For It is a Declaration on a Parol Lease, not on a Deed, and therefore the Lessee’s Occupancy ought to be sett forth very exactly, for it is his Occupancy, not any Contract, that supports the Action.—You have declared, that Defendant by Virtue of the Demise, into the Tenements, entered, and the same Premises had, held and occupied. But you have not declared when he entered, nor how long he occupied. He might enter, and remove again from the Premises in 3 months, for ought appears on this Declaration. You have taken this Declaration from a Precedent of Lillies. But Lilly and Mallorry are not Authorities, Coke and Rastall are, and in them, the Distinction is taken between a Declaration on a Lease Parol, and one on a Deed, an Indenture. In a Declaration on an Indenture, it is not necessary to set forth when the Defendant entered nor how long he held: because by the Indenture he had a Right to enter and occupy, if he would, but whether he occupied, or not, he has indented to pay the Rent, when the time is out: But in a Declaration, on a Parol Lease, it is necessary to set forth, both when he entered and how long he stayed, because the Occupancy is the Cause and foundation of the Action. Besides you have not alledged that the Rent was to be yeilded and payd upon Demand, and this would abate the Writ.—Mr. Gridley sent me to Otis’s office to examine in Viners Abrigment, under the Title Rent, and in the Entries, i.e. Lilly, Mallorry, Coke, and Rastal, under the Title Debt, for some Authority to decide the Point whether the Exception was fatal, or not. I could find nothing in Viner, Lilly, or Mallorry, but Mr. Gridley shewed me in Coke and Rastall the Distinction taken between a Declaration on a Parol and on a Written Lease.

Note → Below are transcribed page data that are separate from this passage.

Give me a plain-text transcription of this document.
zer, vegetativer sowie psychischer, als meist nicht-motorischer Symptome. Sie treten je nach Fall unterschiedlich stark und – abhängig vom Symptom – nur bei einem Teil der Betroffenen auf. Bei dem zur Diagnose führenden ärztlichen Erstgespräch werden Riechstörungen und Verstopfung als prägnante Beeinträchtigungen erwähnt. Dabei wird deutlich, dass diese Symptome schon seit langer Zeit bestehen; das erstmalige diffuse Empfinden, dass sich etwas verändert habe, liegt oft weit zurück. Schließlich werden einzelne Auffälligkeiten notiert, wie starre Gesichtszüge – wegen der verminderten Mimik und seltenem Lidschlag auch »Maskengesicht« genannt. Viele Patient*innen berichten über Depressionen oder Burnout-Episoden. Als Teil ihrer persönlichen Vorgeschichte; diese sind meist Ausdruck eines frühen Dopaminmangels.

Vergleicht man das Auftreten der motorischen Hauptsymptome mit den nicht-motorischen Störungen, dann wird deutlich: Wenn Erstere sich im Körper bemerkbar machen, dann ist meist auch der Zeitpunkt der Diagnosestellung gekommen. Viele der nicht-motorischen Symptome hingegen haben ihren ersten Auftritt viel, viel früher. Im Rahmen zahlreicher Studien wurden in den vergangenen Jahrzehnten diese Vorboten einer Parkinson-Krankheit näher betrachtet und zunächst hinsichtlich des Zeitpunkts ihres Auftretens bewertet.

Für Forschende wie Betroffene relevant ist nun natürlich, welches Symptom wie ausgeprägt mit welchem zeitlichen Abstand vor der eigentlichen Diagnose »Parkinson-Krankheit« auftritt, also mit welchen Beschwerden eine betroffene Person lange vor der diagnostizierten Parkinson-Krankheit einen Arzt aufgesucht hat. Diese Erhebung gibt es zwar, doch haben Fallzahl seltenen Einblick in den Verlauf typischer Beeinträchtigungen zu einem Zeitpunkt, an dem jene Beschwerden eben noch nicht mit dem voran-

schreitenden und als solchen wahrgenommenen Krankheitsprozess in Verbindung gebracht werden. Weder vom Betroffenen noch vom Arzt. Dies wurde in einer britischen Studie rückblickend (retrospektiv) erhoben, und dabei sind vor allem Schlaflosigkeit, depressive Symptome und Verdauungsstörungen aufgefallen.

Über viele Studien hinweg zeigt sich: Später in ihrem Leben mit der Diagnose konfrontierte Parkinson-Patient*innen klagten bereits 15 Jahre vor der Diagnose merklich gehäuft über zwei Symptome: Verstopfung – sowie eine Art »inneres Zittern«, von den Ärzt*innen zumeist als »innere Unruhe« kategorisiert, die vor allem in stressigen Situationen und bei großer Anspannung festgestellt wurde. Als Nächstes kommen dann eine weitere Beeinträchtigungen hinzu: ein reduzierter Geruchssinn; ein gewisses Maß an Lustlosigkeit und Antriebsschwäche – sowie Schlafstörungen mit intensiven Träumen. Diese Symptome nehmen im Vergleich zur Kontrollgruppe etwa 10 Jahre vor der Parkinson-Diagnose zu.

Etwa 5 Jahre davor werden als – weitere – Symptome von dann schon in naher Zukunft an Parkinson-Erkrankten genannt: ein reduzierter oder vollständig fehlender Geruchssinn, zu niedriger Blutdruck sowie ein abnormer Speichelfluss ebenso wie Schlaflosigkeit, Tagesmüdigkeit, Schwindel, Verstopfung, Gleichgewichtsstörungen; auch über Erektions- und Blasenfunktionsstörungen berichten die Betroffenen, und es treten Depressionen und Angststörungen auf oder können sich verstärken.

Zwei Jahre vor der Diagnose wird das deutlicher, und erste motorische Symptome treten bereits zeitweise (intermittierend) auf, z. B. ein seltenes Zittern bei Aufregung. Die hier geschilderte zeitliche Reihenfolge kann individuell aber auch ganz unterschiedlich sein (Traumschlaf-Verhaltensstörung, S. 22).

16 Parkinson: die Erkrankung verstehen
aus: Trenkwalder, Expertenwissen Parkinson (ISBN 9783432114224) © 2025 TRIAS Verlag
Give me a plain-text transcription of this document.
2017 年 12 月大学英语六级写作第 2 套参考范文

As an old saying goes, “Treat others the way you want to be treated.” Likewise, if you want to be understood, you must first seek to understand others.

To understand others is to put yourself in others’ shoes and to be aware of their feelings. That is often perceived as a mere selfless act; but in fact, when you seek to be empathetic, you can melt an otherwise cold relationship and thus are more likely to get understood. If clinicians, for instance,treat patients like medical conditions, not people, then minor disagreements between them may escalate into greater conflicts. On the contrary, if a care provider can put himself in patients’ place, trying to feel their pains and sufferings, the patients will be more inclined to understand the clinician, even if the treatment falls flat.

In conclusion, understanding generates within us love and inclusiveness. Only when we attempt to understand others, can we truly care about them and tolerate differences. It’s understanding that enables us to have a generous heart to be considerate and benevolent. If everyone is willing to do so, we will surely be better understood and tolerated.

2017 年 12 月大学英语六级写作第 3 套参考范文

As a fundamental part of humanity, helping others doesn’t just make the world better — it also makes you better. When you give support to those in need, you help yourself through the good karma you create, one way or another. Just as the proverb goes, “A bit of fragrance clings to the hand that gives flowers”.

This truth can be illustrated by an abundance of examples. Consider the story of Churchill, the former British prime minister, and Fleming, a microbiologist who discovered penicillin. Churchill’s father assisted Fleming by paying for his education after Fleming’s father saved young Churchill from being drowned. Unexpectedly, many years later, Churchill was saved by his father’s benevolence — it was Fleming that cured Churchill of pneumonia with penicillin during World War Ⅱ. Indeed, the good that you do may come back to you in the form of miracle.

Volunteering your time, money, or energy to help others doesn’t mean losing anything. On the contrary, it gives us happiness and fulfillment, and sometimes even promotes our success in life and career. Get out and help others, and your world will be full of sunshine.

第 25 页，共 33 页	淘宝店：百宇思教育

G. says, that an Indenture for the Year 1758, att a certain Rent; and the Lessees Continuance in the House, and the Lessors Permission to continue in the House, thro the Year 1759 without any new Indenture, or any Contract or Conversation about any Rent, is presumptive Evidence, that Each Party intended, the Rent should continue the same. The Lessees Continuance, in the House, without taking the Pains of going to the Lessor, to treat about new Terms, is sufficient Evidence of his Satisfaction with the old Terms and of his Consent to pay the old Rent. And the Lessors Permission of his Tenant to continue in the House, without taking the Pains to make a new Contract, is sufficient Evidence of his satisfaction with the old Terms, and of his Consent that they should continue.
JA’s client, the plaintiff, recovered £9 6s. 8d. as a result of this action in the Inferior Court; the defendant appealed to the Superior Court at its Feb. 1761 term, but did not prosecute, and judgment was affirmed (Superior Court of Judicature, Records, 1760–1762, fol. 177). The bills of costs in both courts, in JA’s hand, are in Suffolk County Court House, Early Court Files, &c., No. 81586. See JA’s argument under second entry of 17 Oct., below.